Throughout 2015 and 2016, Google introduced the News Showcase function on YouTube, featuring live video footage of events including sports competitions, school shows and presidential debates. Users could then select which show them were interested in. Once those selections appeared, users selected how often they selected that show and they began watching the latest broadcast of the event or program.

In May 2017, Google introduced Project Verona, a cloud computing project focusing on bringing together developers, tech companies and governments on a platform dedicated to open and secure collaboration.

On April 14, 2018 Google announced that it would no longer allow advertisers on YouTube if they would also run paid advertising. To be clear, advertisers will still make money from their YouTube account, but with Google no longer providing an ad campaign option for them, therefore, no one will get a conversion rate from one ad to another.
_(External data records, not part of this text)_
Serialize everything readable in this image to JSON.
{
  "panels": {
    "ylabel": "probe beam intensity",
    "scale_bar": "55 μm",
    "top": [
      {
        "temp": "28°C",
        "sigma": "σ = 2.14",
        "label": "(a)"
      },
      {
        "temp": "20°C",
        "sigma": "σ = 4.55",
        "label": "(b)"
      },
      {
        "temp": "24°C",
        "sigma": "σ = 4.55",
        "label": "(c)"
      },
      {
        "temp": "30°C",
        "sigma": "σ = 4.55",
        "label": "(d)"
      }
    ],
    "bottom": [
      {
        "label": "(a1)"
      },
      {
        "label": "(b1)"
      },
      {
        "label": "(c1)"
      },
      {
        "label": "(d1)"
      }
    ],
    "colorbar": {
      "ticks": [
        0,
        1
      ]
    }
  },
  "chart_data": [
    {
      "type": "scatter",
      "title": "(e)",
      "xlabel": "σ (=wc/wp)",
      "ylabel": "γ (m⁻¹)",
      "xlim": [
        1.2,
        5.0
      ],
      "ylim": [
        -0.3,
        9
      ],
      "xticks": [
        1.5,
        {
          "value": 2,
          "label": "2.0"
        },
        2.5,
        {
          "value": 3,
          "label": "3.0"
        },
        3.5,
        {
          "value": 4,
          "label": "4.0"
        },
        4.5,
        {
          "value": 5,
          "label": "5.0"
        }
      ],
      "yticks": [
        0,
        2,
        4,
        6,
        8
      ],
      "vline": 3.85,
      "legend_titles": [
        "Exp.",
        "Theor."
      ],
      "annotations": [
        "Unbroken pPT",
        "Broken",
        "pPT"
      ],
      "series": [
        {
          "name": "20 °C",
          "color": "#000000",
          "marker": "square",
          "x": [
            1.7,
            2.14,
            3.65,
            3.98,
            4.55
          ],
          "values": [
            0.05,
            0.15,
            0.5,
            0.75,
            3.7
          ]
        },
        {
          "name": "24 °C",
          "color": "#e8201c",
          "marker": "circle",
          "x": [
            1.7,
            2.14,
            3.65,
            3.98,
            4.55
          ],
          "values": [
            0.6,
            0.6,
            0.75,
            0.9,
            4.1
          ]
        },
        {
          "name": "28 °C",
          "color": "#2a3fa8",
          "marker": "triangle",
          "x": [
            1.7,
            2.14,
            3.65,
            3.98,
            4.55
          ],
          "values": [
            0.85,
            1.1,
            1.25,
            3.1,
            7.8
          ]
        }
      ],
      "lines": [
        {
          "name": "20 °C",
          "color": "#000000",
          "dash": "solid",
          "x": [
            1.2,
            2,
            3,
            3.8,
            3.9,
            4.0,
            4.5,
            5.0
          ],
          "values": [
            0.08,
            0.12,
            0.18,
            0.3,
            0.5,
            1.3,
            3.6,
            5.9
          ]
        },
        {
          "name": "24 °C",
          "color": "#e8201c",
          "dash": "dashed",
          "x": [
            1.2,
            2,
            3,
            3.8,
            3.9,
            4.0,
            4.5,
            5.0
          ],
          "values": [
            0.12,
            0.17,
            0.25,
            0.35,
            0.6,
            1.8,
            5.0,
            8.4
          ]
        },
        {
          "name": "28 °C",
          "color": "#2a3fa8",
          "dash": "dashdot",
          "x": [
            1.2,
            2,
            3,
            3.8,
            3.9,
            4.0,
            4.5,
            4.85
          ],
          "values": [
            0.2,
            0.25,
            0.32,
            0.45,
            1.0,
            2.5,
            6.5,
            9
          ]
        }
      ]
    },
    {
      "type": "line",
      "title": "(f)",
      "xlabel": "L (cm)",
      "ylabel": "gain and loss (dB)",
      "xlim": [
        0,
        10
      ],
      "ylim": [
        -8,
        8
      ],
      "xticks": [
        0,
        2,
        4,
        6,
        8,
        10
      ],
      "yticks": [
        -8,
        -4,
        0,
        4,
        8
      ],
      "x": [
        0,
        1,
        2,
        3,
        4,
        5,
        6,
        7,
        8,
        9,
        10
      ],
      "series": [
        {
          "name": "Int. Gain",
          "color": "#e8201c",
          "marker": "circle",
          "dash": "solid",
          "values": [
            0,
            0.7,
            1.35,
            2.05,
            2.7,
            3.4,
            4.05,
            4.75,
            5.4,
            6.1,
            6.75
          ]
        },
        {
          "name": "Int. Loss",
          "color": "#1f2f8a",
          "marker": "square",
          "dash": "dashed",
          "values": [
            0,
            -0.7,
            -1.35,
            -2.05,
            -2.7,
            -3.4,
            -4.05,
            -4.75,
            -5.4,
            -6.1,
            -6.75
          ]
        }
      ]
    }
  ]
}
Over the following few months, a number of major channels such as ESPN, CBS, CNN and NPR stopped running sponsored advertisements, meaning that advertisers will have fewer options to earn revenue when viewing paid advertisement on their platforms.

In November 2018, Google suspended plans to join the planned European Union’s Digital Services Act, according to Google CEO Sundar Pichai. Google stated that despite recent negotiations with EU authorities, the future legislative proposal “fails to address our concerns about Google’s proposed ‘breakout’ model” of building out the core infrastructure required for a successful digital economy. Given ongoing protests against censorship, Google stated that it “does not want to jeopardize any healthy debate on issues of freedom of expression” but noted that it is willing to work towards an amicable solution. As part of its efforts, the company announced changes to its Search algorithm, specifically narrowing down to showing “content about health, nutrition, environment and science”.

On October 17, 2019, Google closed the purchase of DeepMind, the leader in AI software, after purchasing the French firm for €400 million.

Leave a Comment

Your email address will not be published.